Diplomatic relations between Denmark and Sri Lanka were established on 5 January 1953. In 1959, an agreement on air services was signed. On 16 February 1963, both countries signed an agreement on double taxation. Denmark provided a loan to Sri Lanka in 1968.

==Development assistance==
In 2003, DANIDA assisted Sri Lanka with 156 million DKK for demining, human rights and conflict resolutions.

On 18 February 2009, during the Sri Lankan Civil War, Danish Minister for Development Cooperation Ulla Tørnæs assisted Sri Lanka with 34 million DKK for demining and for the civilians in northern Sri Lanka.
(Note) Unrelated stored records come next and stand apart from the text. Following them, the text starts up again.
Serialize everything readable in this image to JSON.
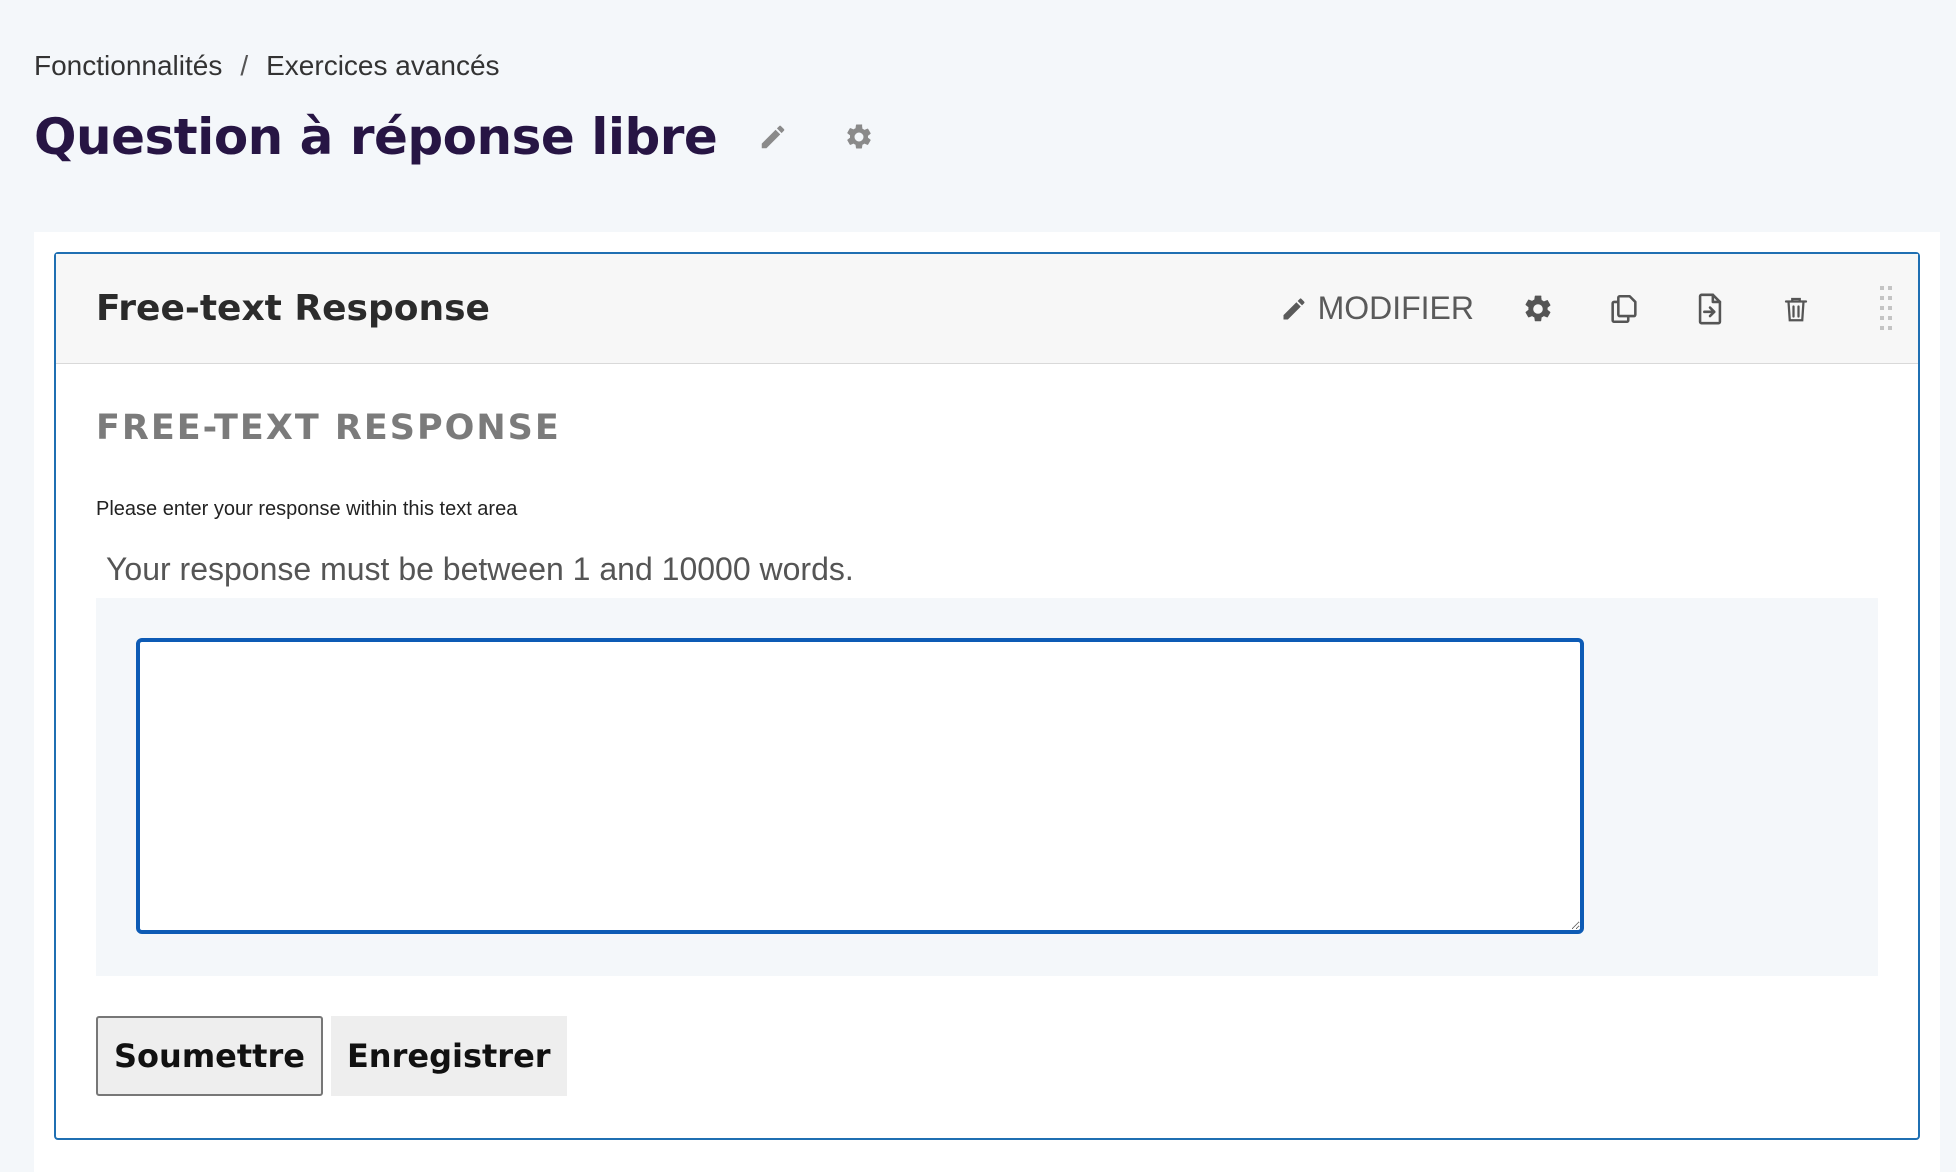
{
  "breadcrumb": {
    "items": [
      "Fonctionnalités",
      "Exercices avancés"
    ],
    "separator": "/"
  },
  "page": {
    "title": "Question à réponse libre",
    "title_icons": [
      "pencil-icon",
      "gear-icon"
    ]
  },
  "block": {
    "title": "Free-text Response",
    "modify_label": "MODIFIER",
    "action_icons": [
      "pencil-icon",
      "gear-icon",
      "duplicate-icon",
      "move-icon",
      "trash-icon",
      "drag-handle-icon"
    ]
  },
  "problem": {
    "heading": "FREE-TEXT RESPONSE",
    "prompt": "Please enter your response within this text area",
    "limit_text": "Your response must be between 1 and 10000 words.",
    "answer_value": ""
  },
  "actions": {
    "submit_label": "Soumettre",
    "save_label": "Enregistrer"
  },
  "colors": {
    "title": "#271544",
    "accent_border": "#1f6fb2",
    "textarea_focus": "#0d5bb5",
    "background": "#f4f7fa"
  }
}
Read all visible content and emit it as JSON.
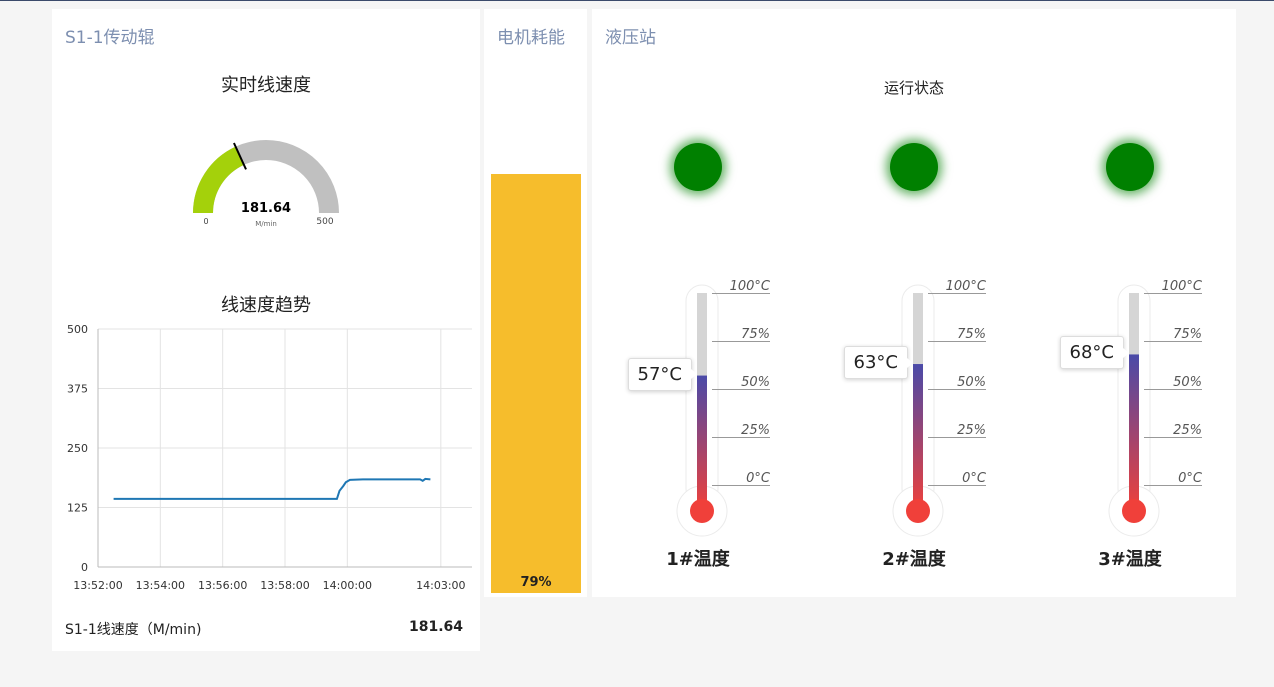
{
  "s1": {
    "title": "S1-1传动辊",
    "gauge": {
      "title": "实时线速度",
      "value": 181.64,
      "value_text": "181.64",
      "min": 0,
      "max": 500,
      "min_label": "0",
      "max_label": "500",
      "unit": "M/min",
      "fill_color": "#a4d10b",
      "track_color": "#c0c0c0"
    },
    "trend_title": "线速度趋势",
    "footer": {
      "label": "S1-1线速度（M/min)",
      "value": "181.64"
    }
  },
  "motor": {
    "title": "电机耗能",
    "value": 79,
    "value_text": "79%",
    "color": "#f6bd2c"
  },
  "hydraulic": {
    "title": "液压站",
    "status_title": "运行状态",
    "leds": [
      {
        "name": "led-1",
        "color": "#008000"
      },
      {
        "name": "led-2",
        "color": "#008000"
      },
      {
        "name": "led-3",
        "color": "#008000"
      }
    ],
    "scale_labels": [
      "100°C",
      "75%",
      "50%",
      "25%",
      "0°C"
    ],
    "thermometers": [
      {
        "label": "1#温度",
        "value": 57,
        "value_text": "57°C"
      },
      {
        "label": "2#温度",
        "value": 63,
        "value_text": "63°C"
      },
      {
        "label": "3#温度",
        "value": 68,
        "value_text": "68°C"
      }
    ]
  },
  "chart_data": {
    "type": "line",
    "title": "线速度趋势",
    "y_ticks": [
      "500",
      "375",
      "250",
      "125",
      "0"
    ],
    "x_ticks": [
      "13:52:00",
      "13:54:00",
      "13:56:00",
      "13:58:00",
      "14:00:00",
      "14:03:00"
    ],
    "ylim": [
      0,
      500
    ],
    "grid": true,
    "series": [
      {
        "color": "#1f77b4",
        "points": [
          [
            "13:52:30",
            143
          ],
          [
            "13:54:00",
            143
          ],
          [
            "13:56:00",
            143
          ],
          [
            "13:58:00",
            143
          ],
          [
            "13:59:40",
            143
          ],
          [
            "13:59:45",
            160
          ],
          [
            "13:59:52",
            170
          ],
          [
            "13:59:57",
            178
          ],
          [
            "14:00:05",
            183
          ],
          [
            "14:00:30",
            184
          ],
          [
            "14:01:30",
            184
          ],
          [
            "14:02:20",
            184
          ],
          [
            "14:02:25",
            181
          ],
          [
            "14:02:30",
            185
          ],
          [
            "14:02:40",
            184
          ]
        ]
      }
    ]
  }
}
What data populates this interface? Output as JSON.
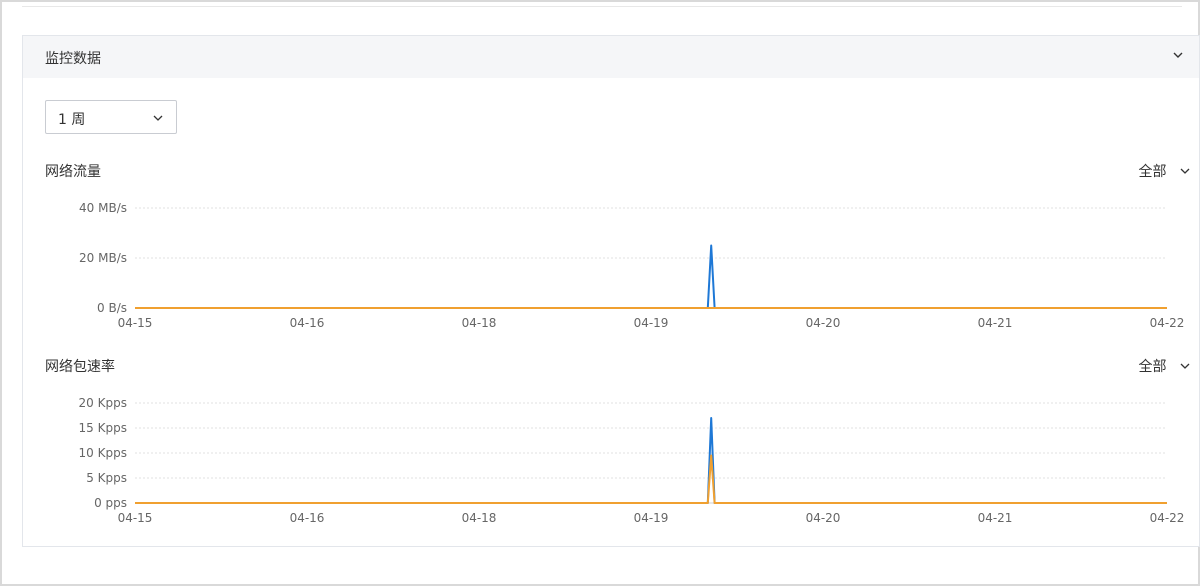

===Sri Lanka Monitoring Mission===
Sri Lanka Monitoring Mission was established on 22 February 2002 under the terms of a ceasefire agreement signed by the Government of Sri Lanka and the Liberation Tigers of Tamil Eelam, as a body that would monitor the ceasefire and enquire into reported violations of the ceasefire agreement. Its members were drawn primarily from Norway, Sweden, Finland, Denmark, and Iceland. Following the abrogating of the ceasefire agreement in January 2008, the SLMM announced on 3 January 2008 that it would finally terminate its remaining operational activities in Sri Lanka with effect from 16 January 2008.

==Trade==
Trade between Denmark and Sri Lanka has been described as "impressive". Sri Lankan exports to Denmark are mainly rubber tyres, tobacco and clothing, while Danish exports to Sri Lanka includes fish, milk, hearing aids (Oticon A/S) and medicaments. In 2008, Danish exports to Sri Lanka amounted 145 million DKK and Sri Lankan exports to Denmark amounted 157.9 million DKK.